Hinter den vier führenden Nationen in der Weltrangliste, die direkt qualifiziert sind, sind die Deutschen als Siebte derzeit bestes europäisches Team. Das muss so bleiben. Rutscht jedoch Frankreich, Italien oder Russland aus dem Führungsquartett nach unten, könnte der Traum vorbei sein.

Mit diesem Gedanken beschäftigt sich Kröplin nicht. "Wir sind echte Fighter und peilen Platz fünf oder besser an. Wir rechnen nicht rum. In San Francisco haben wir Frankreich besiegt und damit gezeigt, dass wir jeden schlagen können", sagt er selbstbewusst. Die Mannschaft habe Qualität und könne sich noch steigern. Kröplin: "Wir haben mit Peter Joppich einen Weltklassemann und mit Sebastian Bachmann sowie Marius Braun zwei Fechter, die sich weiterentwickelt haben. Auch ich habe einen großen Sprung gemacht."

Sagt er, und begibt sich auf die Planche zur Einzel-Lektion mit dem Bundestrainer. Lektionieren heißt nicht nur an der Technik feilen, Aktionen verfeinern und automatisieren, sondern auch reden. Immer mal wieder gehen bei Schreck und Kröplin die Masken hoch. Es wird diskutiert, auch über den gegenseitigen Umgang. "Was Moritz nicht mag, ist Negativ-Coaching. Also dass man ihm ständig sagt, was er verkehrt macht oder nicht machen soll", sagt Schreck.

Kröplin führt aus: "Wenn man im Unterbewusstein den Gedanken hat, das soll ich nicht machen, dann kommt gerade dieser Gedanke zum Tragen, wenn es darum geht, in Bruchteilen von Sekunden die richtige Entscheidung zu treffen." Kröplin brauche positives Feedback, "das motiviert ihn. Und er braucht Kulisse. Wenn viele Zuschauer da sind, dann puscht ihn das", sagt Schreck.

Sein Schützling bringt drei Dinge unter einen Hut: den Leistungssport, sein Studium der Elektrotechnik in Aachen und sein Werksstudium bei der GEA Group. Das MDax-Unternehmen befasst sich unter anderem mit Prozesstechnologien für die Lebensmittelbranche.
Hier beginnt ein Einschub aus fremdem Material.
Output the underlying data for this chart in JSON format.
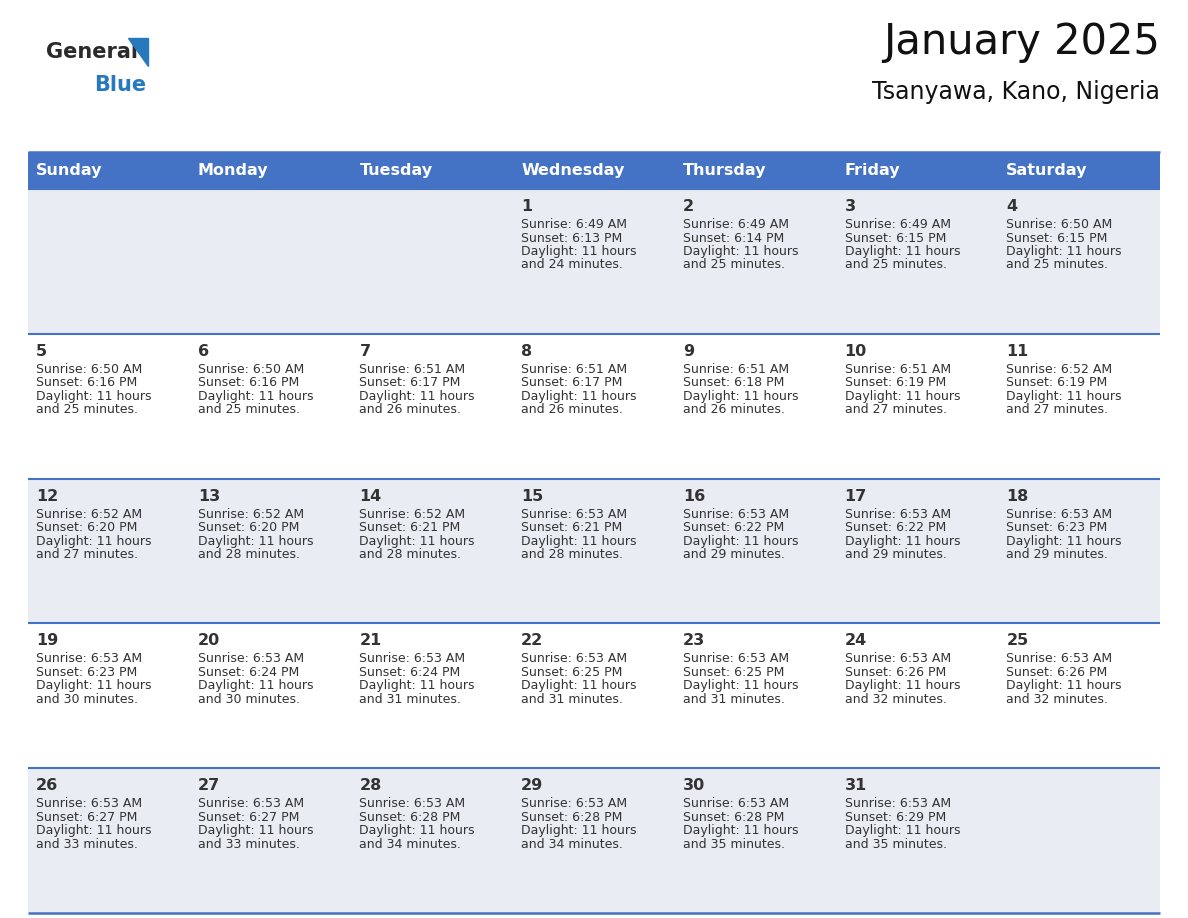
{
  "title": "January 2025",
  "subtitle": "Tsanyawa, Kano, Nigeria",
  "header_bg": "#4472C4",
  "header_text_color": "#FFFFFF",
  "cell_bg_odd": "#EAECF4",
  "cell_bg_even": "#FFFFFF",
  "border_color": "#4472C4",
  "text_color": "#333333",
  "day_headers": [
    "Sunday",
    "Monday",
    "Tuesday",
    "Wednesday",
    "Thursday",
    "Friday",
    "Saturday"
  ],
  "weeks": [
    [
      {
        "day": "",
        "sunrise": "",
        "sunset": "",
        "daylight": ""
      },
      {
        "day": "",
        "sunrise": "",
        "sunset": "",
        "daylight": ""
      },
      {
        "day": "",
        "sunrise": "",
        "sunset": "",
        "daylight": ""
      },
      {
        "day": "1",
        "sunrise": "Sunrise: 6:49 AM",
        "sunset": "Sunset: 6:13 PM",
        "daylight": "Daylight: 11 hours and 24 minutes."
      },
      {
        "day": "2",
        "sunrise": "Sunrise: 6:49 AM",
        "sunset": "Sunset: 6:14 PM",
        "daylight": "Daylight: 11 hours and 25 minutes."
      },
      {
        "day": "3",
        "sunrise": "Sunrise: 6:49 AM",
        "sunset": "Sunset: 6:15 PM",
        "daylight": "Daylight: 11 hours and 25 minutes."
      },
      {
        "day": "4",
        "sunrise": "Sunrise: 6:50 AM",
        "sunset": "Sunset: 6:15 PM",
        "daylight": "Daylight: 11 hours and 25 minutes."
      }
    ],
    [
      {
        "day": "5",
        "sunrise": "Sunrise: 6:50 AM",
        "sunset": "Sunset: 6:16 PM",
        "daylight": "Daylight: 11 hours and 25 minutes."
      },
      {
        "day": "6",
        "sunrise": "Sunrise: 6:50 AM",
        "sunset": "Sunset: 6:16 PM",
        "daylight": "Daylight: 11 hours and 25 minutes."
      },
      {
        "day": "7",
        "sunrise": "Sunrise: 6:51 AM",
        "sunset": "Sunset: 6:17 PM",
        "daylight": "Daylight: 11 hours and 26 minutes."
      },
      {
        "day": "8",
        "sunrise": "Sunrise: 6:51 AM",
        "sunset": "Sunset: 6:17 PM",
        "daylight": "Daylight: 11 hours and 26 minutes."
      },
      {
        "day": "9",
        "sunrise": "Sunrise: 6:51 AM",
        "sunset": "Sunset: 6:18 PM",
        "daylight": "Daylight: 11 hours and 26 minutes."
      },
      {
        "day": "10",
        "sunrise": "Sunrise: 6:51 AM",
        "sunset": "Sunset: 6:19 PM",
        "daylight": "Daylight: 11 hours and 27 minutes."
      },
      {
        "day": "11",
        "sunrise": "Sunrise: 6:52 AM",
        "sunset": "Sunset: 6:19 PM",
        "daylight": "Daylight: 11 hours and 27 minutes."
      }
    ],
    [
      {
        "day": "12",
        "sunrise": "Sunrise: 6:52 AM",
        "sunset": "Sunset: 6:20 PM",
        "daylight": "Daylight: 11 hours and 27 minutes."
      },
      {
        "day": "13",
        "sunrise": "Sunrise: 6:52 AM",
        "sunset": "Sunset: 6:20 PM",
        "daylight": "Daylight: 11 hours and 28 minutes."
      },
      {
        "day": "14",
        "sunrise": "Sunrise: 6:52 AM",
        "sunset": "Sunset: 6:21 PM",
        "daylight": "Daylight: 11 hours and 28 minutes."
      },
      {
        "day": "15",
        "sunrise": "Sunrise: 6:53 AM",
        "sunset": "Sunset: 6:21 PM",
        "daylight": "Daylight: 11 hours and 28 minutes."
      },
      {
        "day": "16",
        "sunrise": "Sunrise: 6:53 AM",
        "sunset": "Sunset: 6:22 PM",
        "daylight": "Daylight: 11 hours and 29 minutes."
      },
      {
        "day": "17",
        "sunrise": "Sunrise: 6:53 AM",
        "sunset": "Sunset: 6:22 PM",
        "daylight": "Daylight: 11 hours and 29 minutes."
      },
      {
        "day": "18",
        "sunrise": "Sunrise: 6:53 AM",
        "sunset": "Sunset: 6:23 PM",
        "daylight": "Daylight: 11 hours and 29 minutes."
      }
    ],
    [
      {
        "day": "19",
        "sunrise": "Sunrise: 6:53 AM",
        "sunset": "Sunset: 6:23 PM",
        "daylight": "Daylight: 11 hours and 30 minutes."
      },
      {
        "day": "20",
        "sunrise": "Sunrise: 6:53 AM",
        "sunset": "Sunset: 6:24 PM",
        "daylight": "Daylight: 11 hours and 30 minutes."
      },
      {
        "day": "21",
        "sunrise": "Sunrise: 6:53 AM",
        "sunset": "Sunset: 6:24 PM",
        "daylight": "Daylight: 11 hours and 31 minutes."
      },
      {
        "day": "22",
        "sunrise": "Sunrise: 6:53 AM",
        "sunset": "Sunset: 6:25 PM",
        "daylight": "Daylight: 11 hours and 31 minutes."
      },
      {
        "day": "23",
        "sunrise": "Sunrise: 6:53 AM",
        "sunset": "Sunset: 6:25 PM",
        "daylight": "Daylight: 11 hours and 31 minutes."
      },
      {
        "day": "24",
        "sunrise": "Sunrise: 6:53 AM",
        "sunset": "Sunset: 6:26 PM",
        "daylight": "Daylight: 11 hours and 32 minutes."
      },
      {
        "day": "25",
        "sunrise": "Sunrise: 6:53 AM",
        "sunset": "Sunset: 6:26 PM",
        "daylight": "Daylight: 11 hours and 32 minutes."
      }
    ],
    [
      {
        "day": "26",
        "sunrise": "Sunrise: 6:53 AM",
        "sunset": "Sunset: 6:27 PM",
        "daylight": "Daylight: 11 hours and 33 minutes."
      },
      {
        "day": "27",
        "sunrise": "Sunrise: 6:53 AM",
        "sunset": "Sunset: 6:27 PM",
        "daylight": "Daylight: 11 hours and 33 minutes."
      },
      {
        "day": "28",
        "sunrise": "Sunrise: 6:53 AM",
        "sunset": "Sunset: 6:28 PM",
        "daylight": "Daylight: 11 hours and 34 minutes."
      },
      {
        "day": "29",
        "sunrise": "Sunrise: 6:53 AM",
        "sunset": "Sunset: 6:28 PM",
        "daylight": "Daylight: 11 hours and 34 minutes."
      },
      {
        "day": "30",
        "sunrise": "Sunrise: 6:53 AM",
        "sunset": "Sunset: 6:28 PM",
        "daylight": "Daylight: 11 hours and 35 minutes."
      },
      {
        "day": "31",
        "sunrise": "Sunrise: 6:53 AM",
        "sunset": "Sunset: 6:29 PM",
        "daylight": "Daylight: 11 hours and 35 minutes."
      },
      {
        "day": "",
        "sunrise": "",
        "sunset": "",
        "daylight": ""
      }
    ]
  ],
  "logo_general_color": "#2a2a2a",
  "logo_blue_color": "#2878BE",
  "logo_triangle_color": "#2878BE",
  "fig_width": 11.88,
  "fig_height": 9.18,
  "dpi": 100
}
Kröplin studiert und arbeitet von zu Hause aus, fährt lediglich für Prüfungen nach Aachen oder für wichtige Meetings zur GEA nach Oelde. "Da muss man den Hut vor ziehen, das ist nicht selbstverständlich, und das schafft auch nicht jeder", lobt der Bundestrainer. Finanziell kommt Kröplin mit dem Gehalt von der GEA sowie der Unterstützung durch die Sportstiftung NRW und die Deutsche Sporthilfe über die Runden.

Um der Mannschaft zu helfen, muss sich der OFC-Athlet im Einzel weiter verbessern. Schreck: "Das war bisher ein Auf und Ab bei ihm. Moritz ist ein sehr emotional gesteuerter Fechter, was grundsätzlich gut ist, aber diese Emotionalität muss er kontrollieren. Wenn er einmal einen Lauf hat, kann er Großes leisten." Zum Beispiel der Mannschaft helfen, sich für die Olympischen Spiele in Rio zu qualifizieren. Dann könnte auch seine große Stunde schlagen. "Wenn ich einmal da bin, will ich auch ein Souvenir mitbringen, also eine Medaille", hat sich der Bonner vorgenommen.